Note: log files I've pulled down already are in logs/ if you want to skip this step.
You'll need the Amazon Web Services credentials with access to the bucket entered as environmental variables (or credentials file):
AWS_ACCESS_KEY_IDAWS_SECRET_ACCESS_KEYAWS_DEFAULT_REGION
Now either install the Amazon Web Services command line tool (awscli) or drop into a docker container with AWS installed.
docker run --rm -ti -v $(pwd):/data -w /data \
-e AWS_ACCESS_KEY_ID=$AWS_ACCESS_KEY_ID \
-e AWS_SECRET_ACCESS_KEY=$AWS_SECRET_ACCESS_KEY \
-e AWS_DEFAULT_REGION=$AWS_DEFAULT_REGION \
cboettig/aws
Copy the log files into the local logs directory:
aws s3 cp --recursive s3://drat/logs logs
Great, you now have the log files.
Note: I've parsed the first several logs into log.csv already if you want to start there.

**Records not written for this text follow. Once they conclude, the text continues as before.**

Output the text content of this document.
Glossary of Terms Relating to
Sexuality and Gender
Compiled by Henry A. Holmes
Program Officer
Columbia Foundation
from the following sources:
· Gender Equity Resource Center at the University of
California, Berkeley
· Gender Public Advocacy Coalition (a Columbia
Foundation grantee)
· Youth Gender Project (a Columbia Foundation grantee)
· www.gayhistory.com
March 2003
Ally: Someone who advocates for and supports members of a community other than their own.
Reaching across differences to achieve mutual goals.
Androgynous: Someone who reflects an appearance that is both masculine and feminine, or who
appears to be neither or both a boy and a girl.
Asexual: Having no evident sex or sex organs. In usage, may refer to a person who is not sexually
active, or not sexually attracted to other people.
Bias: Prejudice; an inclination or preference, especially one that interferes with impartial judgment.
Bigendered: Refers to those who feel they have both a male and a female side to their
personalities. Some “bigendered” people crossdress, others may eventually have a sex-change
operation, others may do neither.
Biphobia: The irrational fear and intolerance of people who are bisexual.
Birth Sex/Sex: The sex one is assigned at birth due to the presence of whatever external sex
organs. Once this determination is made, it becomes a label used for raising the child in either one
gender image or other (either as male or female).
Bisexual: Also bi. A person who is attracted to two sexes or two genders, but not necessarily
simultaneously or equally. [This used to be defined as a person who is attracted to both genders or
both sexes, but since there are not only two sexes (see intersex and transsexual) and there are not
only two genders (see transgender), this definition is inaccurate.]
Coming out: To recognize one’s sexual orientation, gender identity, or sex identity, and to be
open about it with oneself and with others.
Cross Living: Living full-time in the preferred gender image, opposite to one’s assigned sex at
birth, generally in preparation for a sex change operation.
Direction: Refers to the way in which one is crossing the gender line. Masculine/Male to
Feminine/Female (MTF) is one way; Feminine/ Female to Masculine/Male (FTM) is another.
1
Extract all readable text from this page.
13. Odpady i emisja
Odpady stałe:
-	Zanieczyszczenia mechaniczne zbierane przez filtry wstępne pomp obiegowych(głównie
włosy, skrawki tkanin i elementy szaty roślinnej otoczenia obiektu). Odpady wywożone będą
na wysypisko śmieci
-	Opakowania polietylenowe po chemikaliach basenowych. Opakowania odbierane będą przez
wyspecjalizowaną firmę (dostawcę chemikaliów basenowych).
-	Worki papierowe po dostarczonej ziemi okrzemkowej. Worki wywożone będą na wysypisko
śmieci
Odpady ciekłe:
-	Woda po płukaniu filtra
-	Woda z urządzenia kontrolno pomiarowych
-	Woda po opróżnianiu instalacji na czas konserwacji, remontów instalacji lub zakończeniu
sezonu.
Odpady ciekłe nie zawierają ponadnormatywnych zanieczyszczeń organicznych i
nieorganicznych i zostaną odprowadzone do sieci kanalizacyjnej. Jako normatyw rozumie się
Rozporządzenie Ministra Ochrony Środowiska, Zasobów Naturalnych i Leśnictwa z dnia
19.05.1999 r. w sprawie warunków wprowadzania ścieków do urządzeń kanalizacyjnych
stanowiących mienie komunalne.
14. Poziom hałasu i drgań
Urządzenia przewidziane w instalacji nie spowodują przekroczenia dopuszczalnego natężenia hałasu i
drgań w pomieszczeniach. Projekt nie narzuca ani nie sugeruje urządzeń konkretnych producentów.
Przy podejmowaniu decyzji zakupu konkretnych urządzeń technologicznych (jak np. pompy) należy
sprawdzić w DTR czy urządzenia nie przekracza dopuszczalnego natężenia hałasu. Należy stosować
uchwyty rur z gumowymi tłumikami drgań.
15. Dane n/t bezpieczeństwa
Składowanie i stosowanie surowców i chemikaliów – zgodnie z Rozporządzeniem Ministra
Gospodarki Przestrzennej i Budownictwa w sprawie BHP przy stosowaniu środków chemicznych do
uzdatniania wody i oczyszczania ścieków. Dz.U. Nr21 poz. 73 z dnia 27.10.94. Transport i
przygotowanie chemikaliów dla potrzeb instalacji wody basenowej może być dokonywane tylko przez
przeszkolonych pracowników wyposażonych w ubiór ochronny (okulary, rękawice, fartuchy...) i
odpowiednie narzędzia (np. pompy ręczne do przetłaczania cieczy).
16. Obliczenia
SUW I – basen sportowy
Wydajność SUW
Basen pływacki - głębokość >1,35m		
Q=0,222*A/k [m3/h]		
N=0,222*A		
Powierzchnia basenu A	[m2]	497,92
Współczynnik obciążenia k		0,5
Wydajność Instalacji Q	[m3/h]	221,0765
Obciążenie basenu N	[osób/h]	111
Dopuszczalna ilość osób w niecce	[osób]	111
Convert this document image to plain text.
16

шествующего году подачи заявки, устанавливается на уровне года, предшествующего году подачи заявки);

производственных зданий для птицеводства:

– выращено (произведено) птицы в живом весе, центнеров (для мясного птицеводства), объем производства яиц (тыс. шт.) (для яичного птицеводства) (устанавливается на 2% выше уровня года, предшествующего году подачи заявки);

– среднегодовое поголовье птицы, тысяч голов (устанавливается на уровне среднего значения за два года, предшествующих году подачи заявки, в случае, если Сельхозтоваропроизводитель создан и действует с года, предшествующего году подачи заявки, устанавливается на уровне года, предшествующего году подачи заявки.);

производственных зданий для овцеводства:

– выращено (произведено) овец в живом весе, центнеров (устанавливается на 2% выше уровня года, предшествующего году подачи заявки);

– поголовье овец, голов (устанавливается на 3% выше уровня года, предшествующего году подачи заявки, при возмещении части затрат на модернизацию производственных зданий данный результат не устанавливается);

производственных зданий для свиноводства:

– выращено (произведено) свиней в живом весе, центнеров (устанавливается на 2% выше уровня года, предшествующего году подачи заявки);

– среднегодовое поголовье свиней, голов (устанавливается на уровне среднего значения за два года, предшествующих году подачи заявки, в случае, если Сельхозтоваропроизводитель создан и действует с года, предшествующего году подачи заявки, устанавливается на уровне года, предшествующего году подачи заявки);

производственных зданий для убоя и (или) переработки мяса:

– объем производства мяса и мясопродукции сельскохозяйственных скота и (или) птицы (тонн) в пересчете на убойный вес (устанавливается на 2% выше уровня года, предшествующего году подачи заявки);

Install the python dependencies (pandas, dateutil) or drop into the docker container as above. Then run the parses3logs.py script (from the repository root directory) to generate a parsed version of the logs, log.csv.
Now one needs to filter out all the activity that involves the aws-internal or S3-Console user agent, etc., to isolate which events are actual downloads. More tricks may be necessary to handle incomplete downloads etc.